La más habitual y extendida violación de derechos humanos alcanza a un tercio de la población femenina, pero esa 'galería del horror' no ha logrado ocultar la esperanza de justicia que alimentan conjuntamente AI y las organizaciones de mujeres

Está en nuestras manos,pongamos fin a la violencia contra las mujeres. Video realizado para el lanzamiento de la campaña de AI contra la violencia contra las mujeres © Amnesty International

La violencia contra las mujeres y niñas es la violación de derechos humanos más habitual y extendida: a lo largo de su vida, una de cada tres será golpeada, obligada a mantener relaciones sexuales o sometida a algún otro tipo de abusos. Un auténtica vergüenza mundial y un inmenso escándalo en materia de derechos humanos al que Amnistía Internacional ha dado respuesta desde 2004 con su Campaña para Combatir la Violencia contra las Mujeres, la primera iniciativa temática global de larga duración. Concluida el 8 de marzo de 2010, la campaña ha sido sometida a revisión externa independiente para seguir trabajando en ese ámbito con mayor eficacia y la mejor coordinación posible con las organizaciones de mujeres.

Inés y Valentina fueron violadas por miembros del ejército mexicano en 2002, todavía esperan justicia © AI 2011

Mucho se está avanzando para sacar a la luz pública esa violencia que sus autores tratan con frecuencia de esconder en el ámbito privado para asegurarse su propia impunidad. Pero persiste una gran invisibilidad que permite a gobiernos, instituciones, comunidades y particulares esquivar sus responsabilidades para acabar con esa lacra que, más allá de las formas de materializarse, comparte la raíz común de la discriminación contra las mujeres por el simple hecho de serlo.

Violencia sexual contra las mujeres indígenas en Estados Unidos. Video realizado para el lanzamiento del informe Laberinto de injusticia. Falta de protección de las mujeres indígenas frente a la violencia sexual en Estados Unidos © Amnesty International 2007

Por debajo de la punta del iceberg que registra estadísticamente solo una pequeña parte de esa dramática realidad –muchas víctimas no denuncian por escepticismo ante la justicia o por temor a más violencia–, subyacen múltiples abusos contra la población femenina que también son violencia, tanto por omisión en el ámbito personal –privación de necesidades básicas y desatención–, como por el maltrato estructural que se deriva de una organización socioeconómica  adversa para la población femenina.
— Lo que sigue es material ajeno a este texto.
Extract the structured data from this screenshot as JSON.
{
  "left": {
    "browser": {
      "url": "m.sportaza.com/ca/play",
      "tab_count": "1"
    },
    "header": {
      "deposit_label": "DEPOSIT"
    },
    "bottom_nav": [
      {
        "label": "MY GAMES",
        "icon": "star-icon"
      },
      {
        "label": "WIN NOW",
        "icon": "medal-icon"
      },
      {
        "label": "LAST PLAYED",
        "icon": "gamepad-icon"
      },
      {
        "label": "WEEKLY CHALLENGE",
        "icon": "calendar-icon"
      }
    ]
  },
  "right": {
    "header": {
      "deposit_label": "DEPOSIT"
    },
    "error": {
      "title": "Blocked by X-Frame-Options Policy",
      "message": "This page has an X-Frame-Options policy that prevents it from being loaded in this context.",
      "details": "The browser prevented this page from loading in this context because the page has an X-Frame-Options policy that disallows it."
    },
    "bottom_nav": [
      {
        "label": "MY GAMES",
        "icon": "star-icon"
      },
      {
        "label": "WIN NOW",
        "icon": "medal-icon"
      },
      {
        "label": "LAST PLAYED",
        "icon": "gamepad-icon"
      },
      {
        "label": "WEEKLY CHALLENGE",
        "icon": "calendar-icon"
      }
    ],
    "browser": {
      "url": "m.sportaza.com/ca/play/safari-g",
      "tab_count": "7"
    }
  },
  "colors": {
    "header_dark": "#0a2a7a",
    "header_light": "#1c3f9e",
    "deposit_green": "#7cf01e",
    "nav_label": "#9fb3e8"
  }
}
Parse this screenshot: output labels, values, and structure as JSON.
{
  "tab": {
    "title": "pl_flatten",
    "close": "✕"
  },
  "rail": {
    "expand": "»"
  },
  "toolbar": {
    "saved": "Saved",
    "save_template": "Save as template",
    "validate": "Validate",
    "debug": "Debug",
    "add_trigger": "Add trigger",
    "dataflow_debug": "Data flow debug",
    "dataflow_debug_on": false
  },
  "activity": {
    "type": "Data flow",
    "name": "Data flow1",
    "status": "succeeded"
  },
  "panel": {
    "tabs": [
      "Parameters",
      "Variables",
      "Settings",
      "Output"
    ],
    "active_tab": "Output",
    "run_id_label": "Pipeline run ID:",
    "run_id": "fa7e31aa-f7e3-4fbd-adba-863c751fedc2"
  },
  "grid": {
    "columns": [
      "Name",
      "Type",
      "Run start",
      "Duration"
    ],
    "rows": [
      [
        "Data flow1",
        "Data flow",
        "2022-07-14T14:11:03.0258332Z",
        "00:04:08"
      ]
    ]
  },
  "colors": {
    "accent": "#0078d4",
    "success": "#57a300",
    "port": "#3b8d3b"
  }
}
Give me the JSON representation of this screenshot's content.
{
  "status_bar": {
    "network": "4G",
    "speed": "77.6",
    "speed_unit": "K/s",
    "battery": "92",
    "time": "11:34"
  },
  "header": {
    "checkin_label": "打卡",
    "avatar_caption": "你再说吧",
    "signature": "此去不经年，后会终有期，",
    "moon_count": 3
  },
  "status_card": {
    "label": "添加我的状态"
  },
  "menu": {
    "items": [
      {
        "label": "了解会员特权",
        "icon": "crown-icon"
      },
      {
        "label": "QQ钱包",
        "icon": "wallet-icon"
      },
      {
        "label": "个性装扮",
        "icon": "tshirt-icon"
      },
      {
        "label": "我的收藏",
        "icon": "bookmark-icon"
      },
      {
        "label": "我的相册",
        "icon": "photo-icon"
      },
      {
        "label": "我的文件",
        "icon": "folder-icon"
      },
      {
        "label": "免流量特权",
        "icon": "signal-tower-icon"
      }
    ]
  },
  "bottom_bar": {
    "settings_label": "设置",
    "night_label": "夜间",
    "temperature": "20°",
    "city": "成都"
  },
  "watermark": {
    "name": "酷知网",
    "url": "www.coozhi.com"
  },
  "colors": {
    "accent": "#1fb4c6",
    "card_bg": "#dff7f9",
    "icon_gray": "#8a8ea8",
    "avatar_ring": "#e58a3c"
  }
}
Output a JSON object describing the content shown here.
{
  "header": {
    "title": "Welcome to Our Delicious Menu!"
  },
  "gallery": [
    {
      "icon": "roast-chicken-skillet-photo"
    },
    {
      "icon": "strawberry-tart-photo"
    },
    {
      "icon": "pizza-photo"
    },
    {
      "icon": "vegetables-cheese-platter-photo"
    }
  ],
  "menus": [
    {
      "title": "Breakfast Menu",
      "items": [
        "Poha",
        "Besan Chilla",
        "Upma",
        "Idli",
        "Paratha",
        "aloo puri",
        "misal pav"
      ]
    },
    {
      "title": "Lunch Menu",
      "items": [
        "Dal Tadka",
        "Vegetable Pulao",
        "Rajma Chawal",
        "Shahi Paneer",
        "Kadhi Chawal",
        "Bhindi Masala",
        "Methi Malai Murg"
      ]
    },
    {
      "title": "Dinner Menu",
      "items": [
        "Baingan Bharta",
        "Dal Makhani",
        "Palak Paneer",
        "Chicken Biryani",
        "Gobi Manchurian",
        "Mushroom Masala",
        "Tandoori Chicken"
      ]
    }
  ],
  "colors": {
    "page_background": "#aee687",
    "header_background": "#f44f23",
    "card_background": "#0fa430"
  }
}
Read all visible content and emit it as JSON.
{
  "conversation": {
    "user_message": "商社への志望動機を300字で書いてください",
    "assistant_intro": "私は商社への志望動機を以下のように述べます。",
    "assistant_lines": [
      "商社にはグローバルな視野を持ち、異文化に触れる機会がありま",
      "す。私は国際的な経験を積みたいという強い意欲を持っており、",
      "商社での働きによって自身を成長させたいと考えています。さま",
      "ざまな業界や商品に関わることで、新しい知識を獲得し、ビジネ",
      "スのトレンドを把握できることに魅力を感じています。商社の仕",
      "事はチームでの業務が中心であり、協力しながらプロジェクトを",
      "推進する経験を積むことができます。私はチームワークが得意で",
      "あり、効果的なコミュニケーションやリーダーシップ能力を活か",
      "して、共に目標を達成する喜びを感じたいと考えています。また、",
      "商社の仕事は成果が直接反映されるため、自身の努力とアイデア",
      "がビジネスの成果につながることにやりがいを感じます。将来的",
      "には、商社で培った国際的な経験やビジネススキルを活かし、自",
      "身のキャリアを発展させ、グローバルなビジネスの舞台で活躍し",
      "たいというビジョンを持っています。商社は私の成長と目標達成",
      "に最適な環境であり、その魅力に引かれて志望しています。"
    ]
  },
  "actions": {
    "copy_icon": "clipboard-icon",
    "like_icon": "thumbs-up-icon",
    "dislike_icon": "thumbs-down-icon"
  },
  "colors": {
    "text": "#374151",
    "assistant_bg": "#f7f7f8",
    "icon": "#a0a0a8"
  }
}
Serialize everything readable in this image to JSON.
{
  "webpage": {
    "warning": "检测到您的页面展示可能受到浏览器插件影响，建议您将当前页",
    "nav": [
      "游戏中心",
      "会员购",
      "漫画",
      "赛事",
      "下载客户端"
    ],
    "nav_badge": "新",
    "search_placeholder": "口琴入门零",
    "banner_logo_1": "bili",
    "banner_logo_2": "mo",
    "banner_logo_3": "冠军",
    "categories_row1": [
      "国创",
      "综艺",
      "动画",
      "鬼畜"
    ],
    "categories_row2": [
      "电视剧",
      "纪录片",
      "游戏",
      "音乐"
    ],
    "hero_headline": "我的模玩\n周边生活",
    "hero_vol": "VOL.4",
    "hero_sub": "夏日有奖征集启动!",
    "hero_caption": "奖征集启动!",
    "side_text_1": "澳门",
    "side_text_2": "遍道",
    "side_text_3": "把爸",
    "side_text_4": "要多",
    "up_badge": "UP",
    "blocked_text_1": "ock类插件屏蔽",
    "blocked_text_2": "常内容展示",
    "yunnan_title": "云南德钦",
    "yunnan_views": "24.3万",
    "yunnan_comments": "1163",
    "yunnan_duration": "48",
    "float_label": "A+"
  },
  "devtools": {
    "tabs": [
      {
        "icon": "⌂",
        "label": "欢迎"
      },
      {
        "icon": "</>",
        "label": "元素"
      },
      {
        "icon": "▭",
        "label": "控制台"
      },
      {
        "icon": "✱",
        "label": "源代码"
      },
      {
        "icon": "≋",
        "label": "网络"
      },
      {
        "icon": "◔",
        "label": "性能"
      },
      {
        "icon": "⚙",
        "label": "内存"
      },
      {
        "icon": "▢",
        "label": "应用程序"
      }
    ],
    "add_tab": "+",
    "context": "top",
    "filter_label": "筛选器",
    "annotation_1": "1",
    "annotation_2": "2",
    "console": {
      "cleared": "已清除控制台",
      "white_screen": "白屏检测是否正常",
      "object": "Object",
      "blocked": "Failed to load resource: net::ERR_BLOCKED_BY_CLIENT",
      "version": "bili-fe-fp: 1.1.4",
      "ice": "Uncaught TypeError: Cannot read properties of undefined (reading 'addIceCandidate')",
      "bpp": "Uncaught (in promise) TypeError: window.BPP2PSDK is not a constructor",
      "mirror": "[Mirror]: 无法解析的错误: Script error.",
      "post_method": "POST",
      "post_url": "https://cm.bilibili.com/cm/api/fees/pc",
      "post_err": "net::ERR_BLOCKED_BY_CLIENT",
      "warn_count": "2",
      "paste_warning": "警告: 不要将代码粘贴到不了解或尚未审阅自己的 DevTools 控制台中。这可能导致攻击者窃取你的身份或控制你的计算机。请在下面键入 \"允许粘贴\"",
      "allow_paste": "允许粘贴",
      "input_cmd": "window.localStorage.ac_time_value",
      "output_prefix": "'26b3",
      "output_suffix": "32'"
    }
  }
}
No es casualidad que más del 70% de personas que viven en la pobreza sean mujeres. Ni el medio millón de muertes femeninas anuales por complicaciones del embarazo y el parto, que deja a un millón de niñas y niños huérfanos de madre.

Las mujeres de Kibera en Kenia © Amnistía Internacional 2009

Los datos recopilados por AI son terribles. Según la Organización Mundial de la Salud, el 70% de las mujeres asesinadas en el mundo lo son por sus parejas o exparejas; y esos crímenes son la principal causa de muerte y discapacidad entre las mujeres de 16 a 44 años. Más incluso que a funcionarios u otros agentes del Estado, su autoría corresponde sobre todo a particulares, sean esposos o compañeros, familiares, médicos, líderes religiosos, jefes o un largo etcétera. En cuanto a sus espacios, el entorno familiar y el hogar componen el escenario más habitual y, a la vez, el de mayor impunidad. Como dice Amnistía, un auténtico “lugar de sufrimiento donde reciben maltrato, tortura e incluso la muerte”, y donde, además, “muchas niñas sufren abusos sexuales, mutilación genital y otras prácticas tradicionales lesivas para las mujeres”.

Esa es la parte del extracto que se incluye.